При таких обстоятельствах возобновилось общение Перцова с Андреем Белым. Возможно, этот «стык» не случаен, так как Перцову остро нужен был очередной понимающий собеседник, тот, кто отнесся бы к его философской системе серьезно, оценил бы ее значимость. Белый, в котором Перцов еще в 1918 году разглядел «пневматологизм», на эту роль опять мог сгодиться.
У обоих жизненная ситуация во второй половине 1920‐х оказалась весьма сходной. Перцов большую часть времени проводил под Костромой, Белый – в подмосковном Кучине. Оба были заняты созданием универсальной философской системы, призванной объяснить законы и историю мироздания: Белый только недавно закончил первую редакцию «Истории становления самосознающей души» (работа шла с конца 1925 по 1931 годы), Перцов продвинулся со своей «Пневматологией»/«Диадологией». Белый, конечно, был более востребован, чем Перцов, но ему тоже жилось не сладко. И, главное, оба писали свои трактаты без какой-либо надежды на их публикацию в Советской России – в стол. Встреча двух мыслителей была предрешена.

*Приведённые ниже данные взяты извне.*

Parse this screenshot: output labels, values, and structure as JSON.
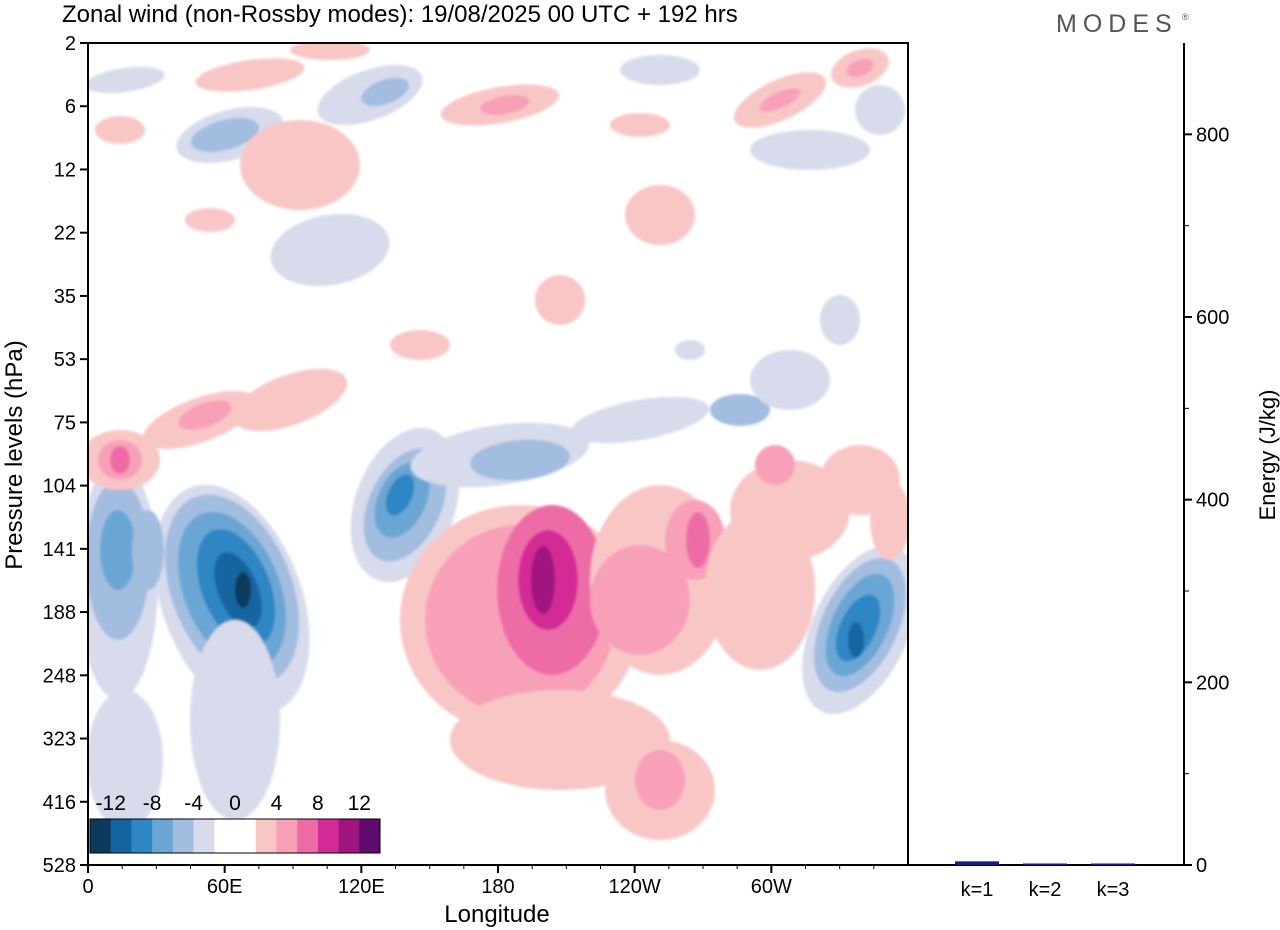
{
  "header": {
    "title": "Zonal wind (non-Rossby modes):  19/08/2025  00 UTC  + 192 hrs",
    "logo": "MODES",
    "logo_mark": "®"
  },
  "chart_data": [
    {
      "type": "heatmap",
      "title": "Zonal wind (non-Rossby modes):  19/08/2025  00 UTC  + 192 hrs",
      "xlabel": "Longitude",
      "ylabel": "Pressure levels (hPa)",
      "x_ticks": [
        "0",
        "60E",
        "120E",
        "180",
        "120W",
        "60W"
      ],
      "x_tick_values": [
        0,
        60,
        120,
        180,
        240,
        300
      ],
      "xlim": [
        0,
        360
      ],
      "y_ticks": [
        "2",
        "6",
        "12",
        "22",
        "35",
        "53",
        "75",
        "104",
        "141",
        "188",
        "248",
        "323",
        "416",
        "528"
      ],
      "y_axis": "pressure levels, top = 2 hPa, bottom = 528 hPa",
      "colorbar": {
        "labels": [
          "-12",
          "-8",
          "-4",
          "0",
          "4",
          "8",
          "12"
        ],
        "colors": [
          "#0d3a5c",
          "#1265a0",
          "#2f86c4",
          "#6aa6d4",
          "#a2bde0",
          "#d7dbec",
          "#ffffff",
          "#ffffff",
          "#f9c6c6",
          "#f7a0b8",
          "#ee6ca6",
          "#d42c96",
          "#a0157e",
          "#5e0a6e"
        ]
      },
      "features": [
        {
          "sign": "negative",
          "lon_center": 65,
          "level": "141-188",
          "min_value": -12
        },
        {
          "sign": "negative",
          "lon_center": 132,
          "level": "104-141",
          "min_value": -8
        },
        {
          "sign": "negative",
          "lon_center": 338,
          "level": "188-248",
          "min_value": -10
        },
        {
          "sign": "positive",
          "lon_center": 195,
          "level": "141-188",
          "max_value": 10
        },
        {
          "sign": "positive",
          "lon_center": 265,
          "level": "141",
          "max_value": 8
        },
        {
          "sign": "positive",
          "lon_center": 15,
          "level": "75-104",
          "max_value": 8
        }
      ]
    },
    {
      "type": "bar",
      "categories": [
        "k=1",
        "k=2",
        "k=3"
      ],
      "values": [
        4,
        1,
        0.5
      ],
      "ylabel": "Energy (J/kg)",
      "ylim": [
        0,
        900
      ],
      "y_ticks": [
        "0",
        "200",
        "400",
        "600",
        "800"
      ],
      "y_tick_values": [
        0,
        200,
        400,
        600,
        800
      ],
      "bar_color": "#1a1a8c"
    }
  ]
}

В свидетельствах о хронологии их общения (эпистолярного и личного) Перцов и Белый несколько расходятся. Перцов пишет о «многих разговорах в Кучине (в 1927–28)»[968]
, Белый отмечает в «Ракурсе к дневнику» контакты с Перцовым только в 1928 году: в октябре (26‐е – «Письмо от Перцова»; 31‐е – «Был Перцов») и в декабре (2‐е – «Был Перцов»)[969]. Сохранившиеся немногие письма относятся к концу 1928 года (коррелируя с записями Белого), а также к 1929 году, который не упоминается ни Белым, ни Перцовым[970].Самое раннее из писем Белого датировано 26 октября 1928 года:
Сердечно был бы рад видеть Вас в Кучине – в среду 31 октября. Расписание поездов: 1) из Москвы в 12 дня, в 1 ч. 15, 2 ч. 10; в 3,35; 4 ч. 5 м.; 4 ч. 20 и т. д. 2) Из Кучина: 5 ч. 1 м., 5 ч. 24 м.; 6 ч. 40; 7 ч. 6; 8 ч. 3; 10 ч. 08 мин. (последний).
Кучино – полустанок, следующий за Салтыковской. Сойдя в Кучине, идите вдоль рельс (в направлении к Москве); и направо, против будки сторожа, переход под дачи (Железнодорожная улица). Дача № 40 Шипова (7 минут ходьбы с полустанка). Очень рад буду видеть Вас в тихом Кучине.